With a headline like that, it’s no wonder that Gumshoe readers have been asking about the latest pitch from Lombardi Financial.
Lombardi is pitching a service I haven’t written about before called Payload Stocks … the editor of the letter is someone named Moe Zulfiqar, which is probably too cool of a name to be made up. He was a research analyst at Lombardi, apparently, and I guess he’s now getting a chance to run his own letter.
What’s the letter about? The pitch is that they’re going to tell you about stocks that are the focus of “investor relations” PR campaigns, before those campaigns start, and that you’ll be able to profit as these promotional firms drive up stock prices for their clients.
Sounds kind of sleazy, right? Perhaps not quite as bad as the strategy that we looked at from a service called Passive Income Trader last year, since that one claimed that they were identifying offshore pump-and-dump stock promotions just as they started and that they could get you in and out for quick hits (later, it turned out, it looks like they decided that they would instead just try to help paying subscriber front-run the promotions they themselves had been hired to publicize). But still, kind of sketchy — just that it’s not quite so close to “riding in the criminals’ wake.”
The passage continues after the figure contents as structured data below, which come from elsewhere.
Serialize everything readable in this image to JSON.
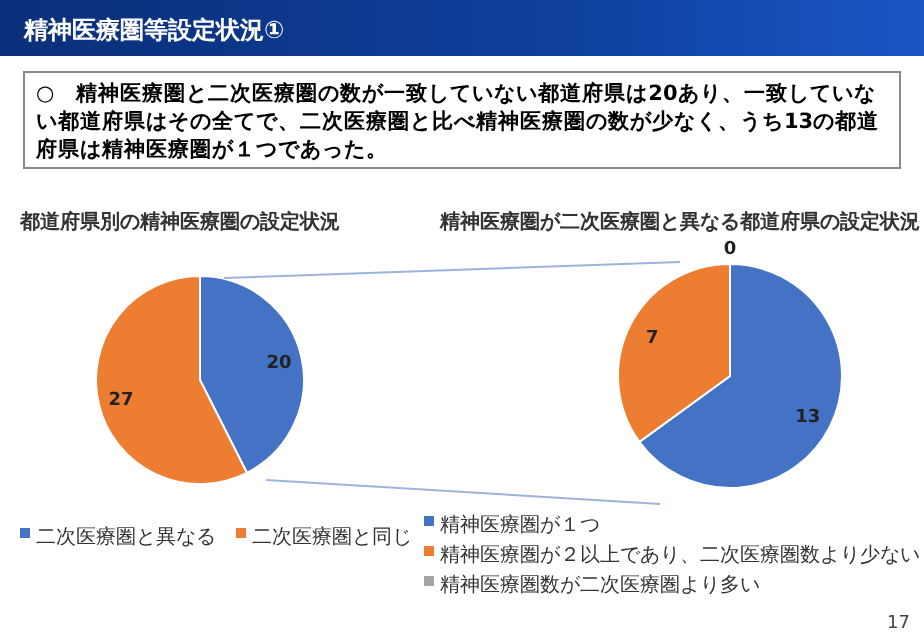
{
  "chart_data": [
    {
      "type": "other",
      "title": "精神医療圏等設定状況①",
      "annotations": [
        "○　精神医療圏と二次医療圏の数が一致していない都道府県は20あり、一致していない都道府県はその全てで、二次医療圏と比べ精神医療圏の数が少なく、うち13の都道府県は精神医療圏が１つであった。",
        "17"
      ]
    },
    {
      "type": "pie",
      "title": "都道府県別の精神医療圏の設定状況",
      "categories": [
        "二次医療圏と異なる",
        "二次医療圏と同じ"
      ],
      "values": [
        20,
        27
      ],
      "colors": [
        "#4472c4",
        "#ed7d31"
      ],
      "data_labels": true,
      "legend": "bottom"
    },
    {
      "type": "pie",
      "title": "精神医療圏が二次医療圏と異なる都道府県の設定状況",
      "categories": [
        "精神医療圏が１つ",
        "精神医療圏が２以上であり、二次医療圏数より少ない",
        "精神医療圏数が二次医療圏より多い"
      ],
      "values": [
        13,
        7,
        0
      ],
      "colors": [
        "#4472c4",
        "#ed7d31",
        "#a5a5a5"
      ],
      "value_labels": [
        "13",
        "7",
        "0"
      ],
      "legend": "bottom"
    }
  ]
}
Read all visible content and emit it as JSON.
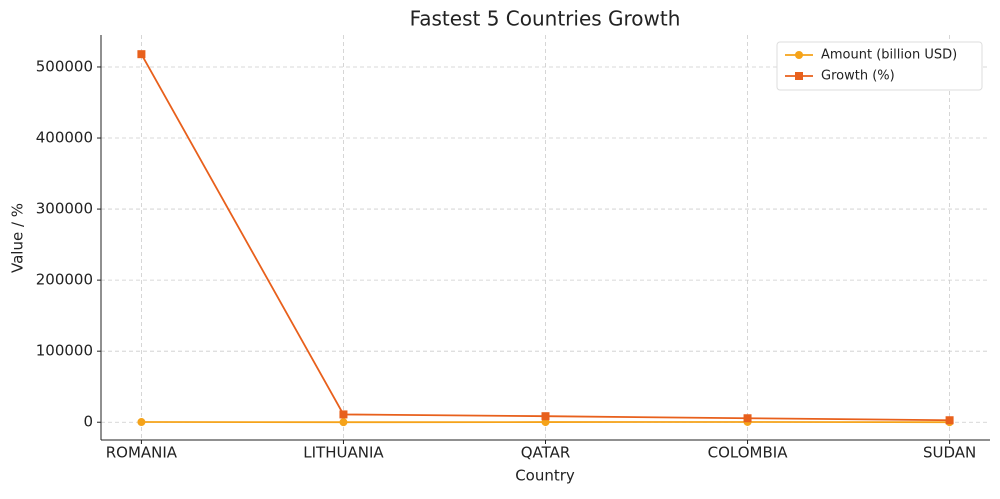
{
  "chart_data": {
    "type": "line",
    "title": "Fastest 5 Countries Growth",
    "x_label": "Country",
    "y_label": "Value / %",
    "categories": [
      "ROMANIA",
      "LITHUANIA",
      "QATAR",
      "COLOMBIA",
      "SUDAN"
    ],
    "series": [
      {
        "name": "Amount (billion USD)",
        "color": "#f5a31a",
        "marker": "circle",
        "values": [
          300,
          70,
          220,
          360,
          35
        ]
      },
      {
        "name": "Growth (%)",
        "color": "#e8601c",
        "marker": "square",
        "values": [
          518000,
          11000,
          8500,
          5600,
          2800
        ]
      }
    ],
    "ylim": [
      -25000,
      545000
    ],
    "yticks": [
      0,
      100000,
      200000,
      300000,
      400000,
      500000
    ],
    "grid": true,
    "legend": "upper-right"
  }
}
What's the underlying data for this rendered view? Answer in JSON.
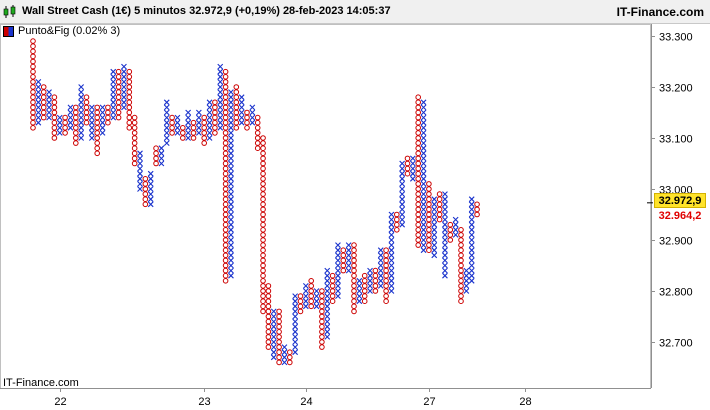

Payload Stocks specifically says that they’re looking for firms that hired investor relations companies — which means there’s a small but probably ethically important difference between these kinds of promotions and the pump and dump operations that we more typically see. “Pump and dumps” aren’t usually run by the actual company whose stock is targeted, not if the company is real … they’re run by offshore funds that trade the stock up and down and just use stock promotion to manipulate the price. Of course, they’re usually teensy and unimportant companies if they’re real, or completely manufactured reverse-merger shell companies if they’re not real. (Yes, you can buy a “clean” publicly traded shell company, often for less than $100,000, and build whatever kind of story around it that you like.)
But yes, legitimate and operating companies often hire investor relations firms too — and it’s the job of those firms, just like any good PR firm, to drive attention to the company and, yes, get the stock price up. Legitimate firms usually do this because they need to raise money for the business and aren’t a great enough business that they can get large or institutional investors interested. And I’m sure there are sleazier operations that are somewhere in the middle, too, with insiders hiring IR firms because they want to cash out some of their shares at higher prices, etc.
There are also big investor relations firms, and publicity-minded IR employees at large corporations — that’s absolutely true, and they mention Krispy Kreme to give you an example of a stock that was driven in part by a PR campaign. But a billion-dollar company hiring a new IR firm is not going to be the catalyst that brings a double in the stock in two days (or even a 20% gain in a month) like they’re teasing they can do here. At that size, stocks certainly sway with changing sentiment but they don’t catch fire with investors because of a cheap email campaign run by an IR firm.
Lets look at what Zulfiqar is saying… here’s how the ad gets us interested:
“We recommended a small, relatively unknown stock called SafePay Solutions. Within two days, this stock went up 142%
“The stock more than doubled in two days!
“Next, we picked another little-known company called China 3C Group. Within two days, this stock jumped 103%.
“The second recommendations more than doubled in two days as well!
“When a gambler in Las Vegas, Atlantic City or any other casino hits the jackpot with a big paying slot machine, he’s hit the proverbial payload.
“Just like a jackpot, payload stocks are poised to explode out of Wall Street’s starting gate and deliver a never-ending rush of profits.”
Well, SafePay Solutions seems like it was probably a pretty scammy payment processor from all the complaints I’ve seen, though the website still exists, and the stock changed names and is now Emaji (EMJI), which says its a web portal but looks like it’s not much of anything. It has a stock that trades for mere fractions of a fraction of a penny (on the rare occasions when it trades at all). If this stock exists for any reason today, it’s to be a pump-and-dump promoter’s lunch hour activity. (Before it was SafePay Solutions, by the way, it was Netoy.com, a crappy dot-com retailing story in the late 1990s dot com boom — a “web portal for selling toys — that traded up to at least $7 in 1999 before the world fell apart for such lousy stocks in 2000 — probably it spiked up even higher).
China 3C Group is now called Yosen (YOSN), according to Yahoo Finance, and it looks like a little shell of a stock promotion company even though it’s hugely grander than Emaji (market cap is under $20 million, the business is still China 3C’s electronics retailing business, apparently — it actually had some revenue last year).